Conservative MP Mike Freer has received warm praise on Twitter for delivering a heartfelt speech in support of marriage equality in the House of Commons.

The MP, who represents Margaret Thatcher’s old London constituency of Finchley and Golders Green, has taken part in this afternoon’s debate of the Marriage (Same Sex Couples Bill).

MPs will vote on the bill at 7pm this evening.

Mr Freer said that entering into a civil partnership with his long-term partner was one of the proudest days of his life.

“I thought long and hard about seeking to speak in this debate. I genuinely feared the tone of the debate and how colleagues would seek to oppose the bill.

“So when colleagues talked about gay marriage making them physically sick – or when colleagues suggested it was a step towards legalising polygamy or incest [interruption]”

“They need to remember that they’re people involved – people’s lives are involved – and we should remember that the words spoken in this chamber hurt far beyond this chamber when we speak.

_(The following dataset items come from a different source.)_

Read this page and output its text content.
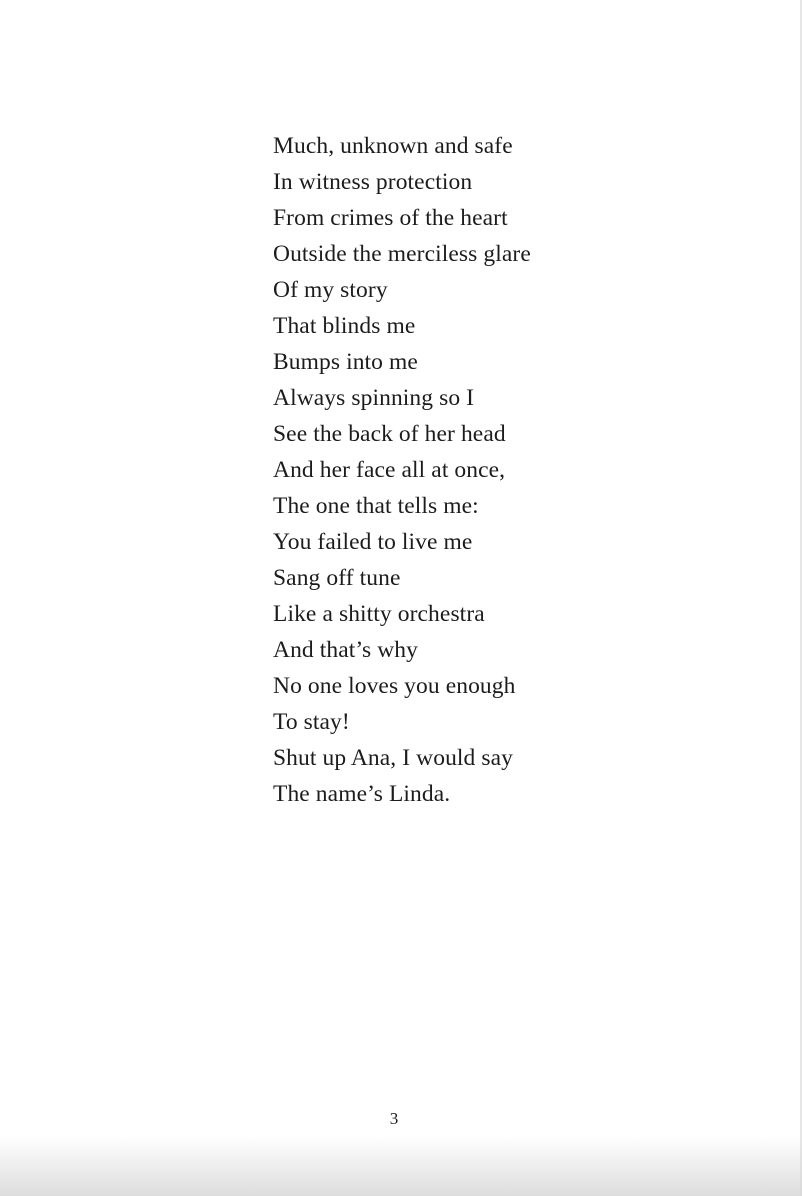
Much, unknown and safe
In witness protection
From crimes of the heart
Outside the merciless glare
Of my story
That blinds me
Bumps into me
Always spinning so I
See the back of her head
And her face all at once,
The one that tells me:
You failed to live me
Sang off tune
Like a shitty orchestra
And that’s why
No one loves you enough
To stay!
Shut up Ana, I would say
The name’s Linda.
3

“Mr Deputy Speaker, when I was elected to this House in May 2012 it was perhaps the proudest day of my life… I should point out actually it was the second proudest day of my life, because the proudest day was when I entered into my civil partnership, which I did six years ago, with my partner of 21 years.”

Mr Freer continued: “Our civil partnership was a huge step forward for us, and yet many argue that we should be content with our civil partnership – after all it affords all of the same legal protections as marriage – but I ask my married colleagues, did you get married for legal protections it afforded you?

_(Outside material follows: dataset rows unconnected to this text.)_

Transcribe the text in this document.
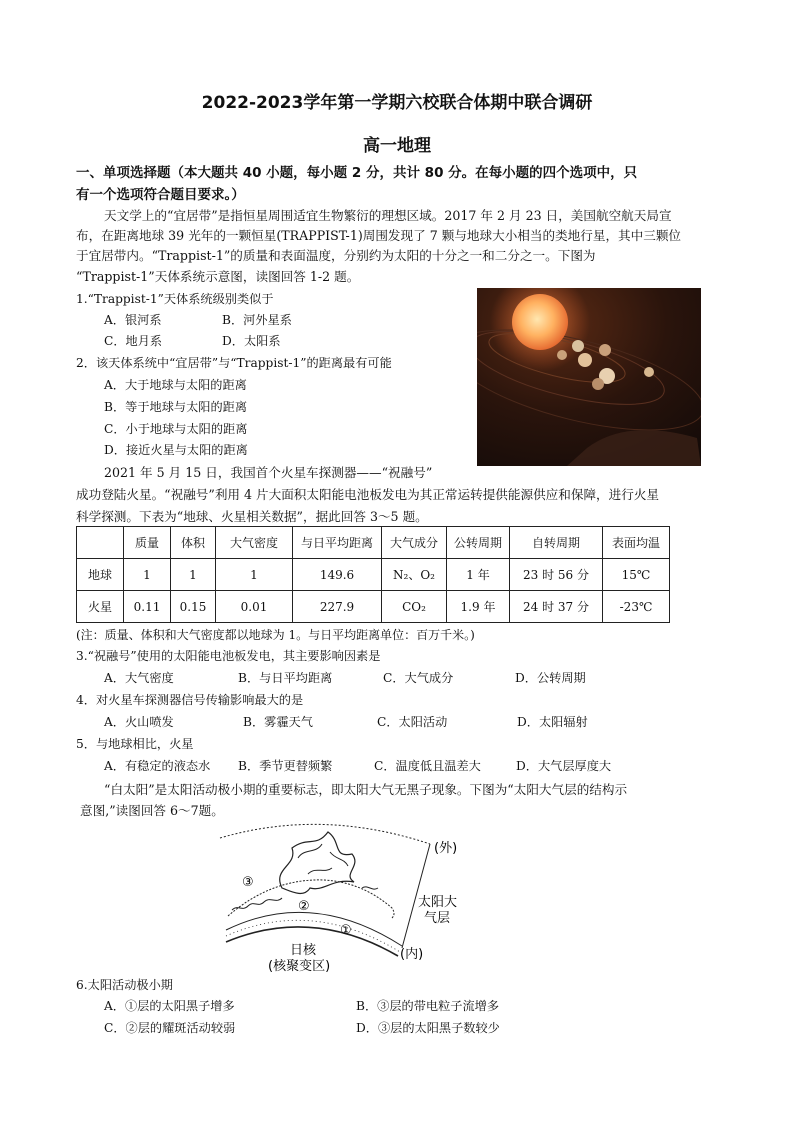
2022-2023学年第一学期六校联合体期中联合调研
高一地理
一、单项选择题（本大题共 40 小题，每小题 2 分，共计 80 分。在每小题的四个选项中，只
有一个选项符合题目要求。）
天文学上的“宜居带”是指恒星周围适宜生物繁衍的理想区域。2017 年 2 月 23 日，美国航空航天局宣
布，在距离地球 39 光年的一颗恒星(TRAPPIST-1)周围发现了 7 颗与地球大小相当的类地行星，其中三颗位
于宜居带内。“Trappist-1”的质量和表面温度，分别约为太阳的十分之一和二分之一。下图为
“Trappist-1”天体系统示意图，读图回答 1-2 题。
1.“Trappist-1”天体系统级别类似于
A．银河系	B．河外星系
C．地月系	D．太阳系
2．该天体系统中“宜居带”与“Trappist-1”的距离最有可能
A．大于地球与太阳的距离
B．等于地球与太阳的距离
C．小于地球与太阳的距离
D．接近火星与太阳的距离
2021 年 5 月 15 日，我国首个火星车探测器——“祝融号”
成功登陆火星。“祝融号”利用 4 片大面积太阳能电池板发电为其正常运转提供能源供应和保障，进行火星
科学探测。下表为“地球、火星相关数据”，据此回答 3～5 题。
	质量	体积	大气密度	与日平均距离	大气成分	公转周期	自转周期	表面均温
地球	1	1	1	149.6	N₂、O₂	1 年	23 时 56 分	15℃
火星	0.11	0.15	0.01	227.9	CO₂	1.9 年	24 时 37 分	-23℃
(注：质量、体积和大气密度都以地球为 1。与日平均距离单位：百万千米。)
3.“祝融号”使用的太阳能电池板发电，其主要影响因素是
A．大气密度	B．与日平均距离	C．大气成分	D．公转周期
4．对火星车探测器信号传输影响最大的是
A．火山喷发	B．雾霾天气	C．太阳活动	D．太阳辐射
5．与地球相比，火星
A．有稳定的液态水 B．季节更替频繁	C．温度低且温差大	D．大气层厚度大
“白太阳”是太阳活动极小期的重要标志，即太阳大气无黑子现象。下图为“太阳大气层的结构示
意图,”读图回答 6～7题。
③
②
①
(外)
太阳大
气层
(内)
日核
(核聚变区)
6.太阳活动极小期
A．①层的太阳黑子增多	B．③层的带电粒子流增多
C．②层的耀斑活动较弱	D．③层的太阳黑子数较少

“Did you go down on one knee and say ‘darling, please give me the protections marriage affords us?

“Of course you didn’t. My civil partnership was our way of saying to my friends and my family this is who I love, this is who I am, this is who I wish to spend the rest of my life with.”

Mr Freer added: “I’m not asking for special treatment I am simply asking for equal treatment.”

The MP then praised David Cameron for sticking with the policy in the face of stiff opposition from much of his party.

“Sometimes, leadership is about doing what is right not what is popular and I congratulate the prime minister on leading on this,” the MP said.